Friday, July 13, 2007

More Thoughts on Narrative

Which is the master and which is the servant? Do the propositions serve the story, providing needed details and insight as the plot moves forward toward a culmination? Or do the stories serve the propositions, providing illustrative material for them?

This may mostly be a matter of semantics, but I think it does highlight an important distinction and clarification. Whichever is primary for us - story or proposition - will shape our perspective on the Bible, our emphasis in communicating it, and ultimately our effectiveness in reaching a new generation with the gospel.

For me, I am more inclined to see the propositions as servants of the story than vice versa. I see life as a grand movement full of adventure and mystery. I think it is moving toward a resolution, a kingdom, a happily ever after. And I think things like love and courage and hope are the stuff of life. When my story reaches it final page, I can't imagine that there will be a quiz.

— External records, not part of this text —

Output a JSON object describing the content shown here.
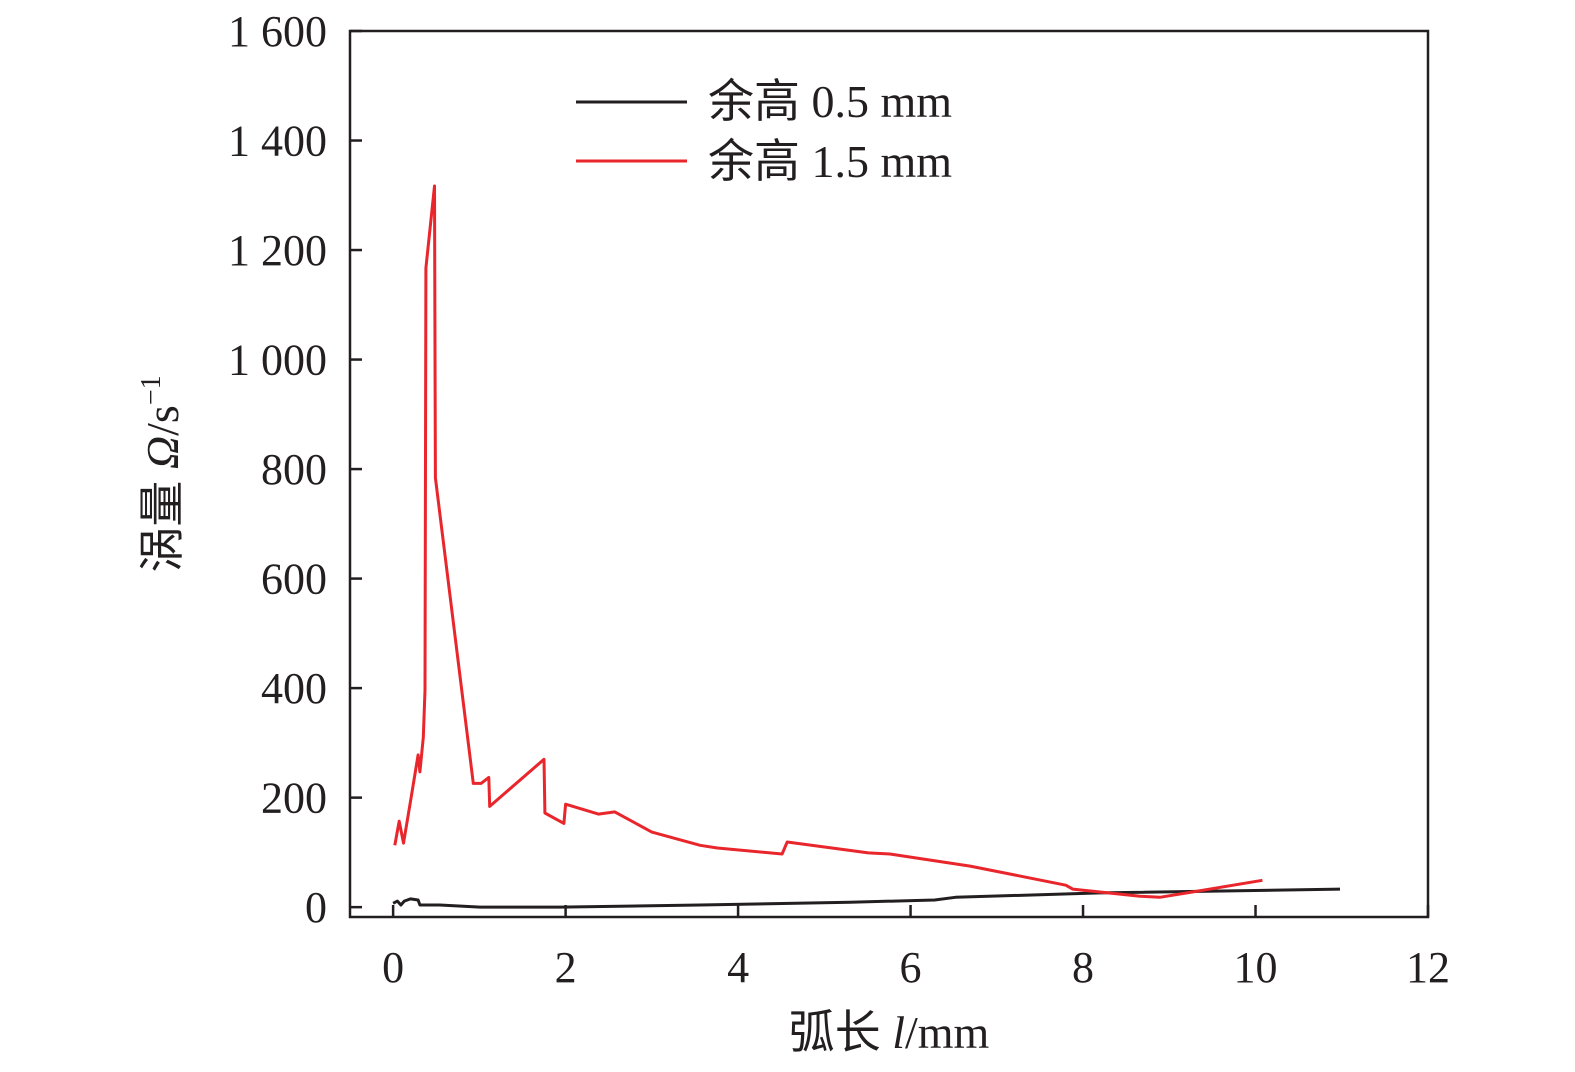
{
  "chart_data": {
    "type": "line",
    "title": "",
    "xlabel_prefix": "弧长 ",
    "xlabel_var": "l",
    "xlabel_unit": "/mm",
    "ylabel_prefix": "涡量 ",
    "ylabel_var": "Ω",
    "ylabel_unit": "/s",
    "ylabel_exp": "−1",
    "xlim": [
      -0.5,
      12
    ],
    "ylim": [
      -18,
      1600
    ],
    "xticks": [
      0,
      2,
      4,
      6,
      8,
      10,
      12
    ],
    "xtick_labels": [
      "0",
      "2",
      "4",
      "6",
      "8",
      "10",
      "12"
    ],
    "yticks": [
      0,
      200,
      400,
      600,
      800,
      1000,
      1200,
      1400,
      1600
    ],
    "ytick_labels": [
      "0",
      "200",
      "400",
      "600",
      "800",
      "1 000",
      "1 200",
      "1 400",
      "1 600"
    ],
    "grid": false,
    "legend_position": "top-center",
    "series": [
      {
        "name": "余高 0.5 mm",
        "color": "#231f20",
        "x": [
          0,
          0.05,
          0.09,
          0.13,
          0.2,
          0.29,
          0.31,
          0.54,
          1.01,
          1.94,
          3.56,
          5.3,
          6.28,
          6.52,
          8.2,
          10.98
        ],
        "y": [
          7,
          11,
          4,
          11,
          15,
          13,
          4,
          4,
          0,
          0,
          4,
          9,
          13,
          18,
          26,
          33
        ]
      },
      {
        "name": "余高 1.5 mm",
        "color": "#e8262b",
        "x": [
          0.02,
          0.07,
          0.12,
          0.21,
          0.29,
          0.31,
          0.35,
          0.37,
          0.38,
          0.48,
          0.49,
          0.93,
          1.02,
          1.11,
          1.12,
          1.75,
          1.76,
          1.98,
          2.0,
          2.38,
          2.57,
          3.0,
          3.56,
          3.76,
          4.51,
          4.57,
          5.51,
          5.76,
          6.69,
          7.8,
          7.88,
          8.66,
          8.89,
          9.24,
          10.08
        ],
        "y": [
          113,
          157,
          117,
          201,
          278,
          247,
          310,
          396,
          1167,
          1317,
          784,
          226,
          226,
          237,
          184,
          270,
          172,
          153,
          188,
          170,
          174,
          137,
          113,
          108,
          97,
          119,
          99,
          97,
          75,
          40,
          33,
          20,
          18,
          27,
          49
        ]
      }
    ]
  }
}
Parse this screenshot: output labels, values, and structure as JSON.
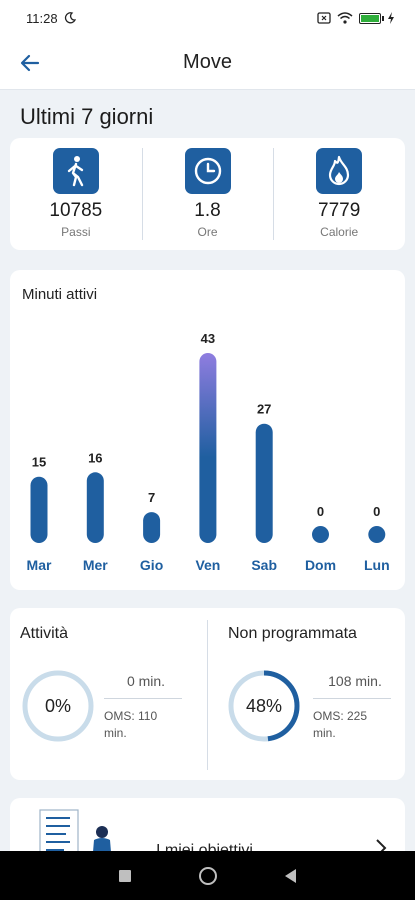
{
  "status_bar": {
    "time": "11:28"
  },
  "app_bar": {
    "title": "Move"
  },
  "section_title": "Ultimi 7 giorni",
  "summary": [
    {
      "value": "10785",
      "label": "Passi",
      "icon": "walking-person-icon"
    },
    {
      "value": "1.8",
      "label": "Ore",
      "icon": "clock-icon"
    },
    {
      "value": "7779",
      "label": "Calorie",
      "icon": "flame-icon"
    }
  ],
  "chart_data": {
    "type": "bar",
    "title": "Minuti attivi",
    "categories": [
      "Mar",
      "Mer",
      "Gio",
      "Ven",
      "Sab",
      "Dom",
      "Lun"
    ],
    "values": [
      15,
      16,
      7,
      43,
      27,
      0,
      0
    ],
    "colors": {
      "bar": "#1f5fa0",
      "bar_top": "#8f7de0",
      "label": "#1f5fa0"
    }
  },
  "activity": {
    "title": "Attività",
    "percent_label": "0%",
    "percent": 0,
    "minutes": "0 min.",
    "oms": "OMS: 110\nmin."
  },
  "unscheduled": {
    "title": "Non programmata",
    "percent_label": "48%",
    "percent": 48,
    "minutes": "108 min.",
    "oms": "OMS: 225\nmin."
  },
  "goals": {
    "label": "I miei obiettivi"
  },
  "colors": {
    "accent": "#1f5fa0",
    "ring_track": "#c9dcea",
    "background": "#eef2f6"
  }
}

Along the way, the propositions fill in the details. They provide some explanation. But they are not the point. Why can I keep hope in a dark chapter of my life? Because I have learned that God is faithful. Where can I turn when I am down? I have heard that the church is to be a place of encouragement.

What are propositions about my wife? She has beautiful brown hair and eyes. She is creative and funny. She is a wonderful mother.

These propositions are true. But I would rather be captivated by the often hilarious and poignant story of her life than to merely be told these statements. And, I would rather, above all, have my life intertwined with hers that I might experience all that she is.

So too it ought to be with God. Let's captivate people with his story, using the propositions when necessary, but never as a replacement for the mystery and adventure that is the gospel. And, even more, let's invite people to have their stories woven into the only one who can offer them a lasting happily ever after.


Jbhart said...

Agreed. I like that way of looking at it. The story holds us captive not the details.

Anonymous said...

On compelling stories (narratives, whatever):

This may be a little off-topic, but I always get stuck on just which elements make a story compelling--the struggle, the romance, the adventure, the sacrifice, the leap of faith in the dark, the comedic relief to ease the tension, the hope when all is lost, the belief that there are things for which we must make a stand. Without these things and others, a story is just a series of propositions.

What better to illustrate this than an excerpt on stories from a story by a master storyteller?

"It's like in the great stories, Mr. Frodo. The ones that really mattered. Full of darkness and danger, they were. And sometimes you didn't want to know the end. Because how could the end be happy? How could the world go back to the way it was when so much bad had happened? But in the end, it's only a passing thing, this shadow. Even darkness must pass. A new day will come. And when the sun shines it will shine out the clearer. Those were the stories that stayed with you. That meant something, even if you were too small to understand why. But I think, Mr. Frodo, I do understand. I know now. Folk in those stories had lots of chances of turning back, only they didn't. They kept going. Because they were holding on to something. […] That there’s some good in this world, Mr. Frodo…and it’s worth fighting for."

--The Two Towers, J.R.R Tolkien

What is it that we believe in, strive for, fight for, and even die for, and why do we do it? It would seem only the narrative can convey the meaning beyond mere words when we are describing something so much bigger than ourselves. A series of propositions simply isn't adequate.